Tathagata Das is an Apache Spark committer and a member of the Project Management Committee. He’s the lead developer behind Spark Streaming and currently develops Structured Streaming at Databricks. Previously,he was a grad student in the UC Berkeley at AMPLab,where he conducted research about data-center frameworks and networks with Scott Shenker and Ion Stoica
主题摘要:Structured Streaming, a new stream processing engine built on Spark SQL, which revolutionized how developers could write stream processing application. Structured Streaming enables users to express their computations the same way they would express a batch query on static data. Developers can express queries using powerful high-level APIs including DataFrames, Dataset and SQL. Then, the Spark SQL engine is capable of converting these batch-like transformations into an incremental execution plan that can process streaming data, while automatically handling late, out-of-order data and ensuring end-to-end exactly-once fault-tolerance guarantees.

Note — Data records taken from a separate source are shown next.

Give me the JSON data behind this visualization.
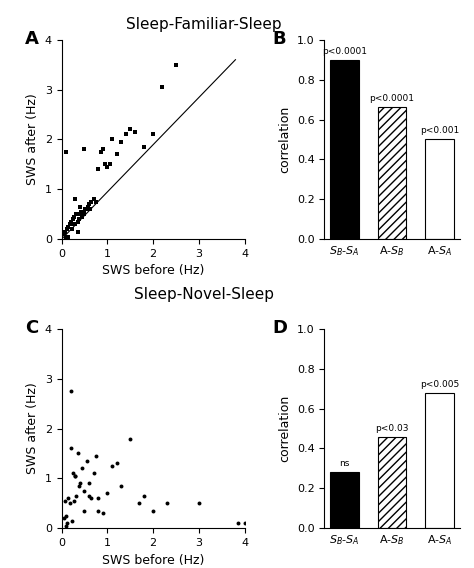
{
  "title_top": "Sleep-Familiar-Sleep",
  "title_bottom": "Sleep-Novel-Sleep",
  "panel_A_scatter": {
    "x": [
      0.05,
      0.08,
      0.1,
      0.12,
      0.15,
      0.18,
      0.2,
      0.22,
      0.25,
      0.28,
      0.3,
      0.32,
      0.35,
      0.38,
      0.4,
      0.42,
      0.45,
      0.48,
      0.5,
      0.52,
      0.55,
      0.58,
      0.6,
      0.62,
      0.65,
      0.7,
      0.75,
      0.8,
      0.85,
      0.9,
      0.95,
      1.0,
      1.05,
      1.1,
      1.2,
      1.3,
      1.4,
      1.5,
      1.6,
      1.8,
      2.0,
      2.2,
      2.5,
      0.15,
      0.25,
      0.35,
      0.4,
      0.5,
      0.1,
      0.3
    ],
    "y": [
      0.1,
      0.15,
      0.05,
      0.2,
      0.25,
      0.3,
      0.35,
      0.2,
      0.4,
      0.45,
      0.3,
      0.5,
      0.35,
      0.4,
      0.5,
      0.55,
      0.45,
      0.5,
      0.55,
      0.6,
      0.6,
      0.65,
      0.7,
      0.6,
      0.75,
      0.8,
      0.75,
      1.4,
      1.75,
      1.8,
      1.5,
      1.45,
      1.5,
      2.0,
      1.7,
      1.95,
      2.1,
      2.2,
      2.15,
      1.85,
      2.1,
      3.05,
      3.5,
      0.05,
      0.3,
      0.15,
      0.65,
      1.8,
      1.75,
      0.8
    ]
  },
  "panel_A_line": {
    "x": [
      0,
      3.8
    ],
    "y": [
      0,
      3.6
    ]
  },
  "panel_B_bars": {
    "categories": [
      "$S_B$-$S_A$",
      "A-$S_B$",
      "A-$S_A$"
    ],
    "values": [
      0.9,
      0.665,
      0.5
    ],
    "colors": [
      "black",
      "white",
      "white"
    ],
    "hatches": [
      "",
      "////",
      ""
    ],
    "pvalues": [
      "p<0.0001",
      "p<0.0001",
      "p<0.001"
    ]
  },
  "panel_C_scatter": {
    "x": [
      0.05,
      0.08,
      0.1,
      0.12,
      0.15,
      0.18,
      0.2,
      0.22,
      0.25,
      0.28,
      0.3,
      0.32,
      0.35,
      0.38,
      0.4,
      0.45,
      0.5,
      0.55,
      0.6,
      0.65,
      0.7,
      0.75,
      0.8,
      0.9,
      1.0,
      1.1,
      1.2,
      1.3,
      1.5,
      1.7,
      1.8,
      2.0,
      2.3,
      3.0,
      4.0,
      0.1,
      0.2,
      0.3,
      0.5,
      0.6,
      0.8,
      3.85
    ],
    "y": [
      0.2,
      0.55,
      0.25,
      0.1,
      0.6,
      0.5,
      1.6,
      0.15,
      1.1,
      0.55,
      1.05,
      0.65,
      1.5,
      0.85,
      0.9,
      1.2,
      0.75,
      1.35,
      0.9,
      0.6,
      1.1,
      1.45,
      0.6,
      0.3,
      0.7,
      1.25,
      1.3,
      0.85,
      1.8,
      0.5,
      0.65,
      0.35,
      0.5,
      0.5,
      0.1,
      0.05,
      2.75,
      1.05,
      0.35,
      0.65,
      0.35,
      0.1
    ]
  },
  "panel_D_bars": {
    "categories": [
      "$S_B$-$S_A$",
      "A-$S_B$",
      "A-$S_A$"
    ],
    "values": [
      0.28,
      0.46,
      0.68
    ],
    "colors": [
      "black",
      "white",
      "white"
    ],
    "hatches": [
      "",
      "////",
      ""
    ],
    "pvalues": [
      "ns",
      "p<0.03",
      "p<0.005"
    ]
  },
  "xlim": [
    0,
    4
  ],
  "ylim": [
    0,
    4
  ],
  "bar_ylim": [
    0,
    1
  ],
  "bar_yticks": [
    0,
    0.2,
    0.4,
    0.6,
    0.8,
    1.0
  ],
  "xlabel": "SWS before (Hz)",
  "ylabel": "SWS after (Hz)",
  "bar_ylabel": "correlation",
  "tick_fontsize": 8,
  "label_fontsize": 9,
  "title_fontsize": 11
}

In this session, Tathagata Das will walk through the basic concepts of Structured Streaming and walk-through a concrete example where – in less than 10 lines – you read Kafka, parse JSON payload data into separate columns, transform it, enrich it by joining with static data and write it out as a table ready for batch and ad-hoc queries on up-to-the-last-minute data. We will also take a quick look at event-time aggregations, sessionization operations, and other advanced operations.